To make policymaking representative and inclusive of youth’s voices, the Prime Minister has constituted a National Youth Council, comprising youth from all four provinces, federal regions and a wide cross-section of society. The Council will serve as a ‘shadow cabinet’, advising the Government on pro-youth policymaking.

The Prime Minister’s Office has also launched a first-ever National Youth Development Framework and the Prime Minister’s Kamyab Jawan: National Youth Development Programme as the Government’s youth-centred national vision and action plan. Underpinned by the UNDP NHDR 2017, both the Framework and the Programme envision three critical investments that Pakistan can and must make for its progress: 1) Quality Education; 2) Gainful Employment; 3) Meaningful Engagement.

With these three ‘Es’ are identified strategic investments in six thematic areas to be executed through collaborative action by the Federal and Provincial Governments under the Programme: 1) Mainstreaming of Marginalised Youth; 2) Economic Empowerment; 3) Civic Engagement; 4) Social Protection; 5) Health & Wellbeing; and 6) Youth-focused Institutional Reforms.

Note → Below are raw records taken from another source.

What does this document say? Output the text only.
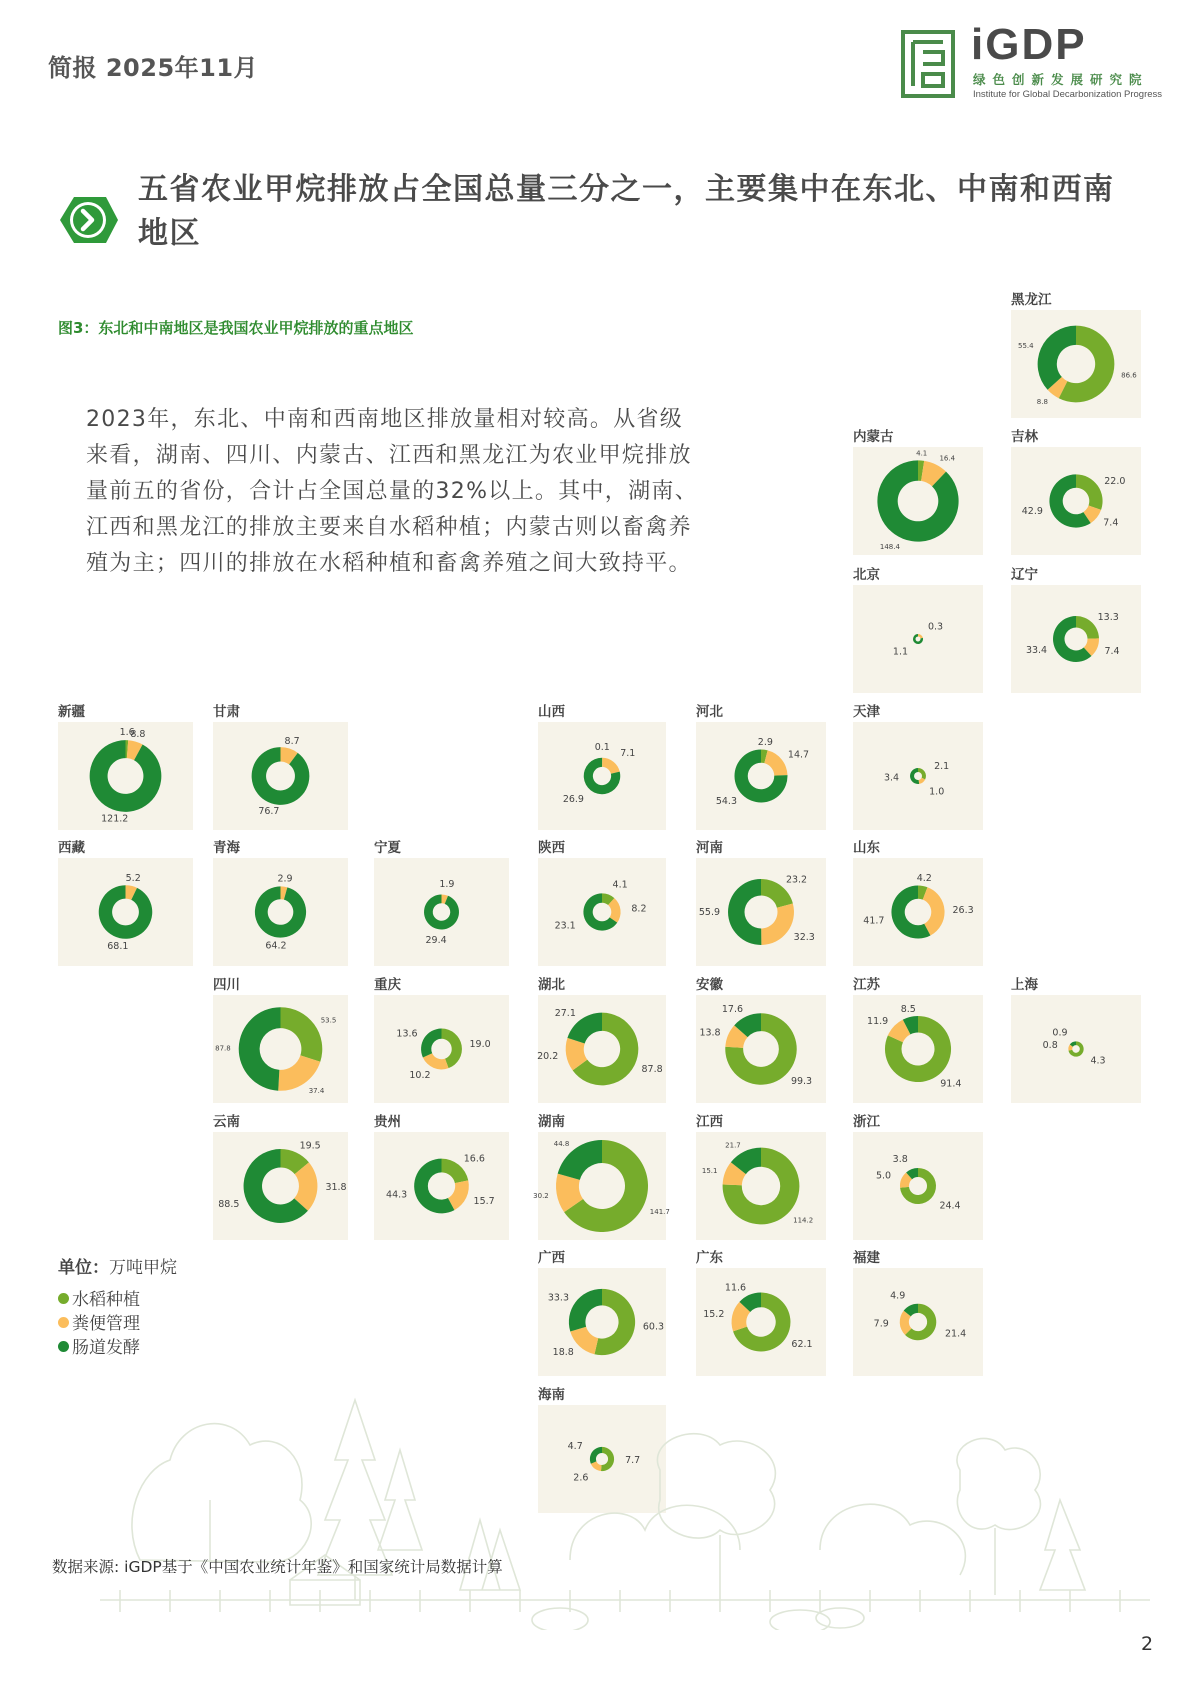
简报 2025年11月	iGDP
绿色创新发展研究院
Institute for Global Decarbonization Progress
五省农业甲烷排放占全国总量三分之一，主要集中在东北、中南和西南地区
图3：东北和中南地区是我国农业甲烷排放的重点地区
2023年，东北、中南和西南地区排放量相对较高。从省级来看，湖南、四川、内蒙古、江西和黑龙江为农业甲烷排放量前五的省份，合计占全国总量的32%以上。其中，湖南、江西和黑龙江的排放主要来自水稻种植；内蒙古则以畜禽养殖为主；四川的排放在水稻种植和畜禽养殖之间大致持平。
黑龙江
86.6
8.8
55.4
内蒙古
4.1
16.4
148.4
吉林
22.0
7.4
42.9
北京
0.3
1.1
辽宁
13.3
7.4
33.4
新疆
1.6
8.8
121.2
甘肃
8.7
76.7
山西
0.1
7.1
26.9
河北
2.9
14.7
54.3
天津
2.1
1.0
3.4
西藏
5.2
68.1
青海
2.9
64.2
宁夏
1.9
29.4
陕西
4.1
8.2
23.1
河南
23.2
32.3
55.9
山东
4.2
26.3
41.7
四川
53.5
37.4
87.8
重庆
19.0
10.2
13.6
湖北
87.8
20.2
27.1
安徽
99.3
13.8
17.6
江苏
91.4
11.9
8.5
上海
4.3
0.8
0.9
云南
19.5
31.8
88.5
贵州
16.6
15.7
44.3
湖南
141.7
30.2
44.8
江西
114.2
15.1
21.7
浙江
24.4
5.0
3.8
广西
60.3
18.8
33.3
广东
62.1
15.2
11.6
福建
21.4
7.9
4.9
海南
7.7
2.6
4.7
单位：万吨甲烷
水稻种植
粪便管理
肠道发酵
数据来源: iGDP基于《中国农业统计年鉴》和国家统计局数据计算
2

The Government is also planning to launch a first-ever survey-based National Youth Development Index, which will capture data on youth’s socio-economic status and aspirations at the district level, to generate informed and evidence-based policymaking.

The scope of this demographic challenge is too big for any single entity to adequately cover. Recognising that following the 18th constitutional amendment, youth is now a provincial subject to meet this challenge requires coordination and synergies across the centre and provinces. It needs collaborative programming and budgeting that is inclusive and responsive to the needs and contexts of all young people. Ensuring that no young person is left behind requires all stakeholders to work together by pooling resources, leveraging capacities and combining strengths to achieve this objective, that all major political parties included in their 2018 election manifestos.

A successful example of forging federal-provincial and national-global alliances for youth is UNDP’s flagship Youth Empowerment Programme. Guided by NHDR’s three ‘Es’ framework, the programme supports the Government in the implementation of priorities related to youth empowerment, engagement and employment.

The Prime Minister’s Office and UNDP are working together to help create a national ecosystem whereby youth are provided constitutional recognition, social protection, and gainful opportunities through pro-youth legislation leading to a sustainable platform for action. Towards this goal, our shared ambition calls for a political coalition for pro-youth policies and programmes, as well as by leveraging public-private partnerships and global alliances.

The best hope for Pakistan is supporting economically productive, politically responsible and socially integrated youth who espouse the values of merit, equity, volunteerism, and tolerance. Drawing on partnerships, such this with UNDP, the Government of Pakistan is committed to position Pakistan’s youth as Kamyab Jawan (successful youth) — in all spheres of life.

Published in The Express Tribune, September 1st, 2019.